Nvidia delivered a record quarterly result, with revenue of $81.62B exceeding Wall Street's $79.19B forecast and adjusted earnings per share of $1.87 coming in ahead of the $1.77 estimate. The figures underline the sustained pace of capital flowing into artificial intelligence infrastructure, with the company's data centre division again doing the heavy lifting.

Data centre revenue reached $75.2B in the first quarter, surpassing analyst expectations of $73.48B and reinforcing Nvidia's position at the centre of the global AI buildout. The segment has become the dominant driver of the company's financial profile, with hyperscalers and cloud providers continuing to absorb GPU capacity at a pace that shows little sign of moderation.

The forward guidance was equally striking. Nvidia projected Q2 revenue of $91.0B, plus or minus 2%, translating to a range of $89.18B to $92.82B and clearing the consensus estimate of $87.36B by a meaningful margin. Adjusted operating expenses for the second quarter are expected to come in at approximately $8.3B, above the $7.93B estimate, suggesting the company is continuing to invest heavily in its cost base to sustain growth.

Gross margins held firm. The Q1 adjusted gross margin of 75.0% was accompanied by Q2 guidance of 74.5% to 75.5%, indicating that pricing power across Nvidia's product stack remains robust despite an increasingly competitive environment and ongoing questions around supply chain capacity.

Beyond the operational numbers, management made two significant capital allocation announcements. The quarterly cash dividend was lifted to $0.25 per share from the prior $0.01, a 25-fold increase that signals considerable confidence in the company's ability to generate cash. An additional $80B share buyback authorisation was also announced, providing a substantial return of capital mechanism for shareholders.

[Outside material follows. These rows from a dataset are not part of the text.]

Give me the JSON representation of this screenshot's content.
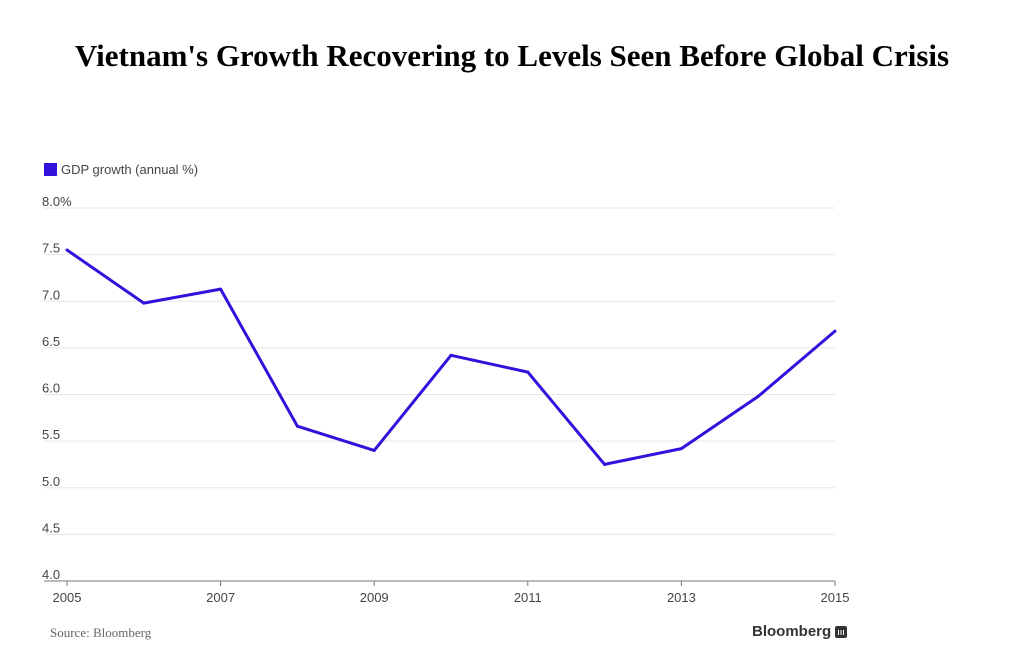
{
  "chart_data": {
    "type": "line",
    "title": "Vietnam's Growth Recovering to Levels Seen Before Global Crisis",
    "x": [
      2005,
      2006,
      2007,
      2008,
      2009,
      2010,
      2011,
      2012,
      2013,
      2014,
      2015
    ],
    "series": [
      {
        "name": "GDP growth (annual %)",
        "color": "#3311dd",
        "values": [
          7.55,
          6.98,
          7.13,
          5.66,
          5.4,
          6.42,
          6.24,
          5.25,
          5.42,
          5.98,
          6.68
        ]
      }
    ],
    "ylim": [
      4.0,
      8.0
    ],
    "yticks": [
      "4.0",
      "4.5",
      "5.0",
      "5.5",
      "6.0",
      "6.5",
      "7.0",
      "7.5",
      "8.0%"
    ],
    "xticks": [
      "2005",
      "2007",
      "2009",
      "2011",
      "2013",
      "2015"
    ],
    "grid": true,
    "legend": "top-left"
  },
  "footer": {
    "source": "Source: Bloomberg",
    "brand": "Bloomberg"
  }
}
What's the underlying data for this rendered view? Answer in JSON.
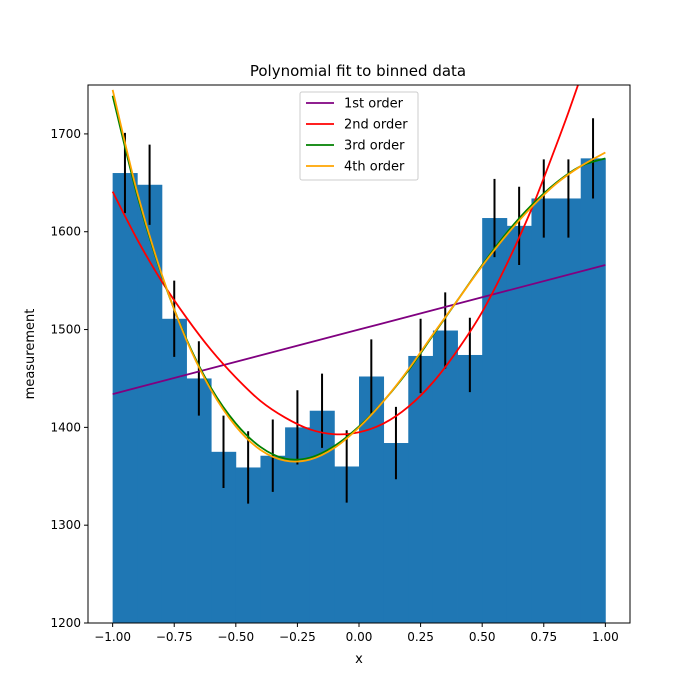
{
  "chart_data": {
    "type": "bar",
    "title": "Polynomial fit to binned data",
    "xlabel": "x",
    "ylabel": "measurement",
    "xlim": [
      -1.1,
      1.1
    ],
    "ylim": [
      1200,
      1750
    ],
    "x_ticks": [
      -1.0,
      -0.75,
      -0.5,
      -0.25,
      0.0,
      0.25,
      0.5,
      0.75,
      1.0
    ],
    "x_tick_labels": [
      "−1.00",
      "−0.75",
      "−0.50",
      "−0.25",
      "0.00",
      "0.25",
      "0.50",
      "0.75",
      "1.00"
    ],
    "y_ticks": [
      1200,
      1300,
      1400,
      1500,
      1600,
      1700
    ],
    "y_tick_labels": [
      "1200",
      "1300",
      "1400",
      "1500",
      "1600",
      "1700"
    ],
    "bin_width": 0.1,
    "bins": {
      "centers": [
        -0.95,
        -0.85,
        -0.75,
        -0.65,
        -0.55,
        -0.45,
        -0.35,
        -0.25,
        -0.15,
        -0.05,
        0.05,
        0.15,
        0.25,
        0.35,
        0.45,
        0.55,
        0.65,
        0.75,
        0.85,
        0.95
      ],
      "values": [
        1660,
        1648,
        1511,
        1450,
        1375,
        1359,
        1371,
        1400,
        1417,
        1360,
        1452,
        1384,
        1473,
        1499,
        1474,
        1614,
        1606,
        1634,
        1634,
        1675
      ],
      "errors": [
        41,
        41,
        39,
        38,
        37,
        37,
        37,
        38,
        38,
        37,
        38,
        37,
        38,
        39,
        38,
        40,
        40,
        40,
        40,
        41
      ]
    },
    "bar_color": "#1f77b4",
    "errorbar_color": "#000000",
    "series": [
      {
        "name": "1st order",
        "color": "#800080",
        "points": [
          [
            -1.0,
            1434
          ],
          [
            1.0,
            1566
          ]
        ]
      },
      {
        "name": "2nd order",
        "color": "#ff0000",
        "points": [
          [
            -1.0,
            1641
          ],
          [
            -0.9,
            1592
          ],
          [
            -0.8,
            1549
          ],
          [
            -0.7,
            1512
          ],
          [
            -0.6,
            1479
          ],
          [
            -0.5,
            1451
          ],
          [
            -0.4,
            1427
          ],
          [
            -0.3,
            1410
          ],
          [
            -0.2,
            1398
          ],
          [
            -0.1,
            1393
          ],
          [
            0.0,
            1395
          ],
          [
            0.1,
            1404
          ],
          [
            0.2,
            1421
          ],
          [
            0.3,
            1446
          ],
          [
            0.4,
            1479
          ],
          [
            0.5,
            1518
          ],
          [
            0.6,
            1567
          ],
          [
            0.7,
            1623
          ],
          [
            0.8,
            1688
          ],
          [
            0.85,
            1722
          ],
          [
            0.9,
            1758
          ]
        ]
      },
      {
        "name": "3rd order",
        "color": "#008000",
        "points": [
          [
            -1.0,
            1739
          ],
          [
            -0.9,
            1637
          ],
          [
            -0.8,
            1555
          ],
          [
            -0.7,
            1490
          ],
          [
            -0.6,
            1440
          ],
          [
            -0.5,
            1404
          ],
          [
            -0.4,
            1380
          ],
          [
            -0.3,
            1368
          ],
          [
            -0.2,
            1369
          ],
          [
            -0.1,
            1381
          ],
          [
            0.0,
            1401
          ],
          [
            0.1,
            1427
          ],
          [
            0.2,
            1458
          ],
          [
            0.3,
            1494
          ],
          [
            0.4,
            1530
          ],
          [
            0.5,
            1566
          ],
          [
            0.6,
            1599
          ],
          [
            0.7,
            1627
          ],
          [
            0.8,
            1650
          ],
          [
            0.9,
            1667
          ],
          [
            1.0,
            1675
          ]
        ]
      },
      {
        "name": "4th order",
        "color": "#ffa500",
        "points": [
          [
            -1.0,
            1745
          ],
          [
            -0.9,
            1640
          ],
          [
            -0.8,
            1556
          ],
          [
            -0.7,
            1489
          ],
          [
            -0.6,
            1438
          ],
          [
            -0.5,
            1401
          ],
          [
            -0.4,
            1377
          ],
          [
            -0.3,
            1366
          ],
          [
            -0.2,
            1367
          ],
          [
            -0.1,
            1379
          ],
          [
            0.0,
            1400
          ],
          [
            0.1,
            1427
          ],
          [
            0.2,
            1459
          ],
          [
            0.3,
            1495
          ],
          [
            0.4,
            1530
          ],
          [
            0.5,
            1565
          ],
          [
            0.6,
            1597
          ],
          [
            0.7,
            1625
          ],
          [
            0.8,
            1649
          ],
          [
            0.9,
            1667
          ],
          [
            1.0,
            1681
          ]
        ]
      }
    ],
    "legend": {
      "position": "top-center",
      "entries": [
        "1st order",
        "2nd order",
        "3rd order",
        "4th order"
      ]
    }
  }
}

The company also said it is transitioning to a new reporting framework structured around two platforms, a change that will likely require analysts to remodel their segment-level forecasts ahead of upcoming quarters. The structural shift adds a layer of complexity to near-term comparisons but may ultimately provide cleaner visibility into the business as product lines evolve.

The results arrive at a moment when investor scrutiny of AI-related capital expenditure remains intense. Nvidia's ability to post another beat-and-raise quarter while guiding margins higher will be read as a strong signal that demand for its chips is not softening, even as geopolitical constraints on chip exports and the emergence of alternative accelerators continue to generate uncertainty around the longer-term competitive picture.